Pharmacological treatments are typically less resource-intensive, and may be more feasibly integrated at PHC level for the treatment of maternal mental disorders. Current mhGAP guidelines indicate that psychotropic medication can only be initiated and monitored by a mental health specialist. The lack of mental health specialists and national guidelines for prescribing psychotropic treatment to pregnant and breastfeeding women may therefore also pose a challenge to the provision of psychotropic medication for women suffering from puerperal psychosis, severe or non-responding depression in PRIME districts. Moreover, there are potential risks involved with the use of psychotropic medication in pregnant and breastfeeding women, which must be considered in relation to the risks of untreated perinatal depression for the foetus and the child [121, 122]. Though some antidepressants, such as tricyclic antidepressants and fluoxetine, have been shown to have less adverse effects on the health and development of the child [123, 124], best practice requires that a pregnant or breastfeeding woman’s decision to initiate psychotropic medication should be made in consultation with a mental health specialist. Finally, the acceptability of psychotropic medication during pregnancy and breastfeeding, both among women and health care staff, was not reported in the situation analysis, but is likely to differ across the PRIME districts. While medication may be more desirable than psychosocial interventions in India and Uganda, in South Africa, evidence suggests that psychosocial interventions or ‘talking therapies’ are more acceptable than medication for the treatment of depression and alcohol use disorders [125, 126]. This corroborate the explanatory models reported in South Africa by Kathree et al. [85].

Limitations

The information drawn from the situation analysis provides a partial overview of maternal mental health and services across the five districts, with only limited data available for the specific districts. Information was instead gathered from research studies conducted in other regions of the PRIME countries, with smaller, non-representative samples, and little opportunity to generalise to the PRIME districts.

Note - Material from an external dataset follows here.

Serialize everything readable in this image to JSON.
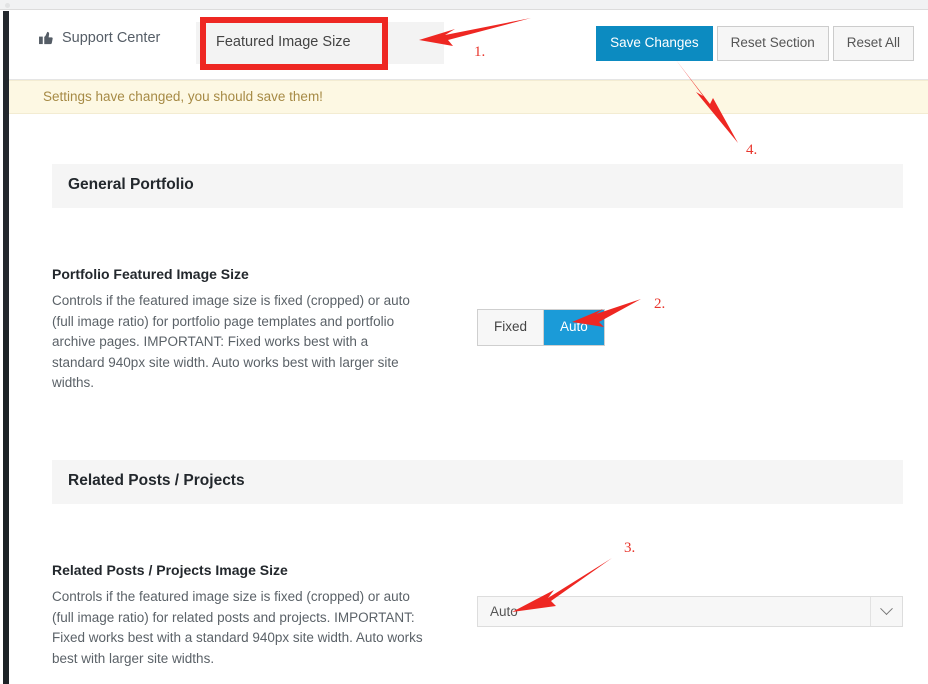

While authors ensured that the situation analysis was as comprehensive as possible, data collected were dependent on documents available in the public domain, and on the knowledge of the authors and consulted PRIME research teams. Also, several maternal health indicators were extracted from different national reports published at different time points in the PRIME countries, some of which reported ten-year old data. Some indicators were therefore more up-to-date than others.

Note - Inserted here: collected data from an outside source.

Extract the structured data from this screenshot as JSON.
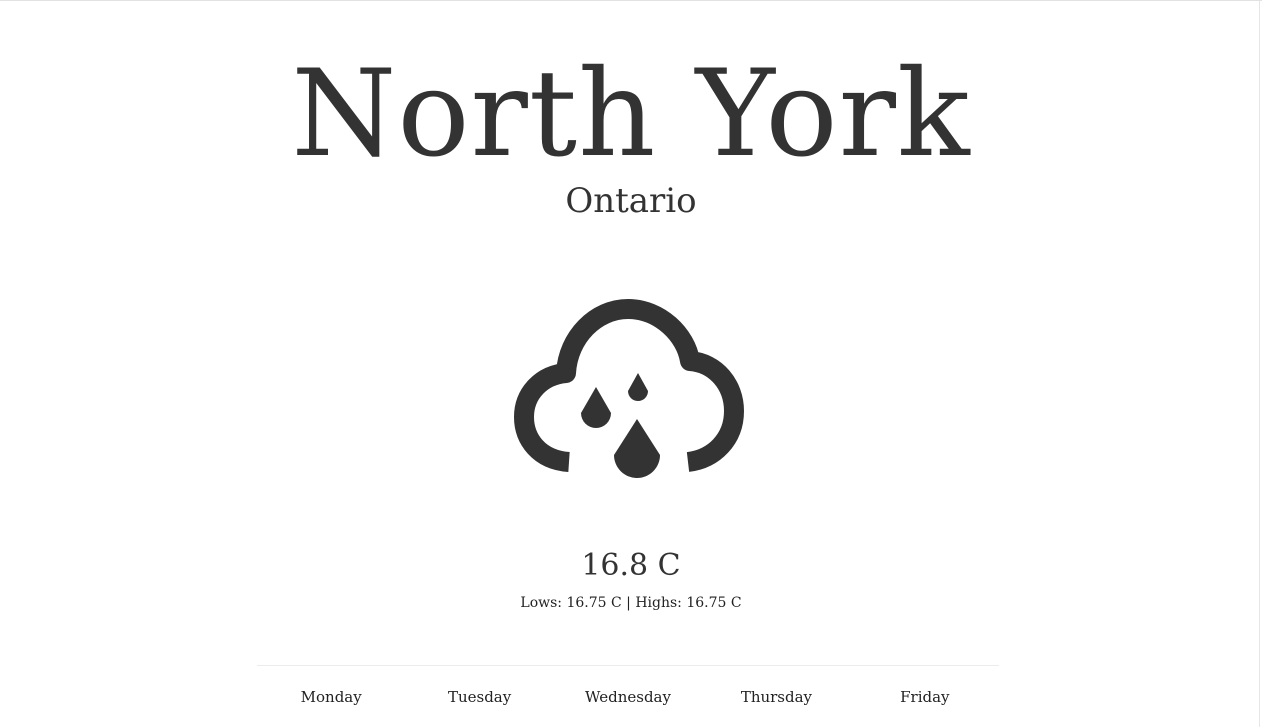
{
  "location": {
    "city": "North York",
    "region": "Ontario"
  },
  "current": {
    "icon": "rain-cloud-icon",
    "temperature": "16.8 C",
    "range": "Lows: 16.75 C | Highs: 16.75 C"
  },
  "forecast": {
    "days": [
      "Monday",
      "Tuesday",
      "Wednesday",
      "Thursday",
      "Friday"
    ]
  },
  "colors": {
    "text": "#333333",
    "background": "#ffffff"
  }
}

Despite these limitations, the present study combined secondary data from a variety of sources within a framework of information needed to plan mental health services. Moreover, contextual regional and national data remain useful to understand the context for maternal mental health services, and the potential for planned maternal mental health care to be scaled up to other districts or regions within the PRIME countries.

Conclusions

The situation analysis highlighted the lack of evidence on the socio-culturally relevant psychosocial interventions available in the PRIME countries. The lack of information on the prevalence and coverage of priority maternal mental disorders in the PRIME districts was also a striking finding, making it difficult to estimate the needs of the perinatal population with mental disorders. It is imperative that any mental health programme include information systems to ensure that detection and treatment coverage of maternal mental disorders can be monitored. Being cognisant of factors which influence access to mental health care, such as those highlighted in this situation analysis, should help future programmes like PRIME to develop more effective detection, referral and treatment strategies, and ultimately contribute to reducing the burden of maternal mental disorders on mothers and children in low-resource settings.